Religion
- Affiliation: Tibetan Buddhism

Location
- Location: Lhobasha, Garzê Tibetan Autonomous Prefecture, Sichuan, China
- Country: China
- Interactive map of Kharnang monastery
- Coordinates: 32°58′18″N 100°04′41″E﻿ / ﻿32.97167°N 100.07806°E

= Kharnang Monastery =

Tibetan Buddhist monastery in Sichuan, China

Kharnang Monastery is a Buddhist monastery situated at a close distance to the northwest of Lhobasha village which is to the east and at 4-hours drive by horse to the city of Karze (Garzê) in the Garzê Tibetan Autonomous Prefecture of Sichuan, China, located in the historical Tibetan region of Kham.

==History ==
The monastery comprised 450 monks including lamas in the 1950.

In 1955, persecutions by the Chinese authorities started in Kharnang monastery, leading some monks to commit suicide rather than break their vow of celibacy.

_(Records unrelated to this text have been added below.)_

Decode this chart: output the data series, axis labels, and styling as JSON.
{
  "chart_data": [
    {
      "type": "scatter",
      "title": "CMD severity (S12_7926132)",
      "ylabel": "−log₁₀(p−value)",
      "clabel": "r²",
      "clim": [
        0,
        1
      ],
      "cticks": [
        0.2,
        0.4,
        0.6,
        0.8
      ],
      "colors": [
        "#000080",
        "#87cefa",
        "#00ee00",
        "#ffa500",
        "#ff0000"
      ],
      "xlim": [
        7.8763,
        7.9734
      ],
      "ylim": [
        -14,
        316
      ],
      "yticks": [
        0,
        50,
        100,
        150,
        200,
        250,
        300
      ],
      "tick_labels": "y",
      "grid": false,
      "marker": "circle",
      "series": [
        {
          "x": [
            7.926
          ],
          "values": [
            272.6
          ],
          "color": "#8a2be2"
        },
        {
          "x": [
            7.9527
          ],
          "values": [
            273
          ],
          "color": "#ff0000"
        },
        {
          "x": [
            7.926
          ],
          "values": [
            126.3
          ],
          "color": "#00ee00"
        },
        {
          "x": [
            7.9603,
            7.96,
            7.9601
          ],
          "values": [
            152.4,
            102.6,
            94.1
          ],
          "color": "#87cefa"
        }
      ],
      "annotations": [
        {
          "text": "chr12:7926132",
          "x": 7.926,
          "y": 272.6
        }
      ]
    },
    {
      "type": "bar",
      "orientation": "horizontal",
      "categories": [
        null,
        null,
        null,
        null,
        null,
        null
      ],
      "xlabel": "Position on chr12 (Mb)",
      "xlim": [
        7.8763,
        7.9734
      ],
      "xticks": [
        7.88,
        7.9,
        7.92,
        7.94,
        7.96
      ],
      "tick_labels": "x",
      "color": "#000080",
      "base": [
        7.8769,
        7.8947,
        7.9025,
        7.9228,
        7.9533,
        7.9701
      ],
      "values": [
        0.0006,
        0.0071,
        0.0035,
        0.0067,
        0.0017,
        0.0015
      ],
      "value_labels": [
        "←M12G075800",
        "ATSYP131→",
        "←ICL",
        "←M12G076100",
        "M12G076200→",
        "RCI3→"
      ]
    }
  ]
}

In the spring of 1956, the lands and herds belonging to the monastery were seized during the first of the democratic reforms. Consequently, the monks were forced to work in the fields.

In 1979, Adhe Tapontsang, a former Tibetan prisoner released in 1985 and now living in exile in Dharamsala, was allowed to visit her native place for two weeks. She discovered that the Kharnang monastery, as well as Karze Day-tshal monastery and De Gonpo Temple was completely destroyed and plundered, sometime during the Cultural Revolution.

In 1981, the re-institution of the monastery was authorised by the government.